Alaska Native Villages have long been subject to limitations on their rights of self-determination that do not apply to other federally acknowledged tribes. Two of these limitations may soon be eliminated.
On Dec.18, President Obama signed into law the Alaska Safe Families and Villages Act. Title IX of the 2013 amendments to the Violence Against Women Act (VAWA) had expanded tribal jurisdiction to cover certain domestic violence offenses committed by non-Indians. Section 910 of VAWA, however, expressly excluded Alaska tribes from the expanded jurisdiction. The Alaska Safe Families and Villages Act eliminates the Alaska exception from the VAWA.

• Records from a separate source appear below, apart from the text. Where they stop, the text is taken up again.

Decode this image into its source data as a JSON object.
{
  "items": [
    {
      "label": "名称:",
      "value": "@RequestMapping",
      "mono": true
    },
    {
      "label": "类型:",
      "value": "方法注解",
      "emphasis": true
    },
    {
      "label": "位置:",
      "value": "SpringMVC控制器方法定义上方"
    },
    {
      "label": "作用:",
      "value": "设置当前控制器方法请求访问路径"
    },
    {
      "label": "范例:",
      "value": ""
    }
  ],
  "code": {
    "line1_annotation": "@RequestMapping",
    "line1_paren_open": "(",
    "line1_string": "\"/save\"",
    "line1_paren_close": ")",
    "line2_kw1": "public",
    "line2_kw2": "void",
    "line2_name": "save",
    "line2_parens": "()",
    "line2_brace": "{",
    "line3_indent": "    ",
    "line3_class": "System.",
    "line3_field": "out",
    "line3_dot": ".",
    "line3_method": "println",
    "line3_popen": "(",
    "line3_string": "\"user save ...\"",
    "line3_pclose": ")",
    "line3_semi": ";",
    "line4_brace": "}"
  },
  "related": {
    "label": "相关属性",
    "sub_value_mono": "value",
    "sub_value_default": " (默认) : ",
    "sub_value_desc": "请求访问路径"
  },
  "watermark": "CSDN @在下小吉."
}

Also on Dec. 18, the Department of the Interior (DOI) announced that it has abandoned its forty-year-old policy of refusing to take land into trust for Alaska Natives. In 1971, Congress had enacted the Alaska Native Claims Settlement Act (ANCSA), which settled all Alaska land claims and revoked all but one of the Native reserves. The Department of the Interior subsequently determined that the ANCSA prohibited the Secretary of the Interior from taking land into trust for Alaska Natives under Section 5 of the Indian Reorganization Act. This prohibition was incorporated into the Part 151 federal fee-to-trust regulations issued in 1980. In 2013, the District Court for the District of Columbia held that the exception for Alaska tribes was arbitrary and capricious and could not be enforced. Akiachak Native Community v. Salazar, 935 F.Supp.2d 195 (D.D.C. 2013). When the DOI initiated the process to revise the regulations, the State sought an injunction. The court declined to enjoin the DOI’s processing of the new Fee-to-Trust rule but enjoined the Secretary from taking land into trust for Alaska Natives contrary to the existing rule pending disposition of the appeal. Akiachak Native Community v. Jewell, 995 F.Supp.2d 7 (D.D.C. 2014). On Dec. 18, the Assistant Secretary – Indian Affairs announced that the DOI has finalized revisions to the Part 151 regulations to permit Alaska Native Villages to apply to the DOI to have land taken into trust. Actual acquisitions in trust will not occur until the appeal in the Akiachak case is decided.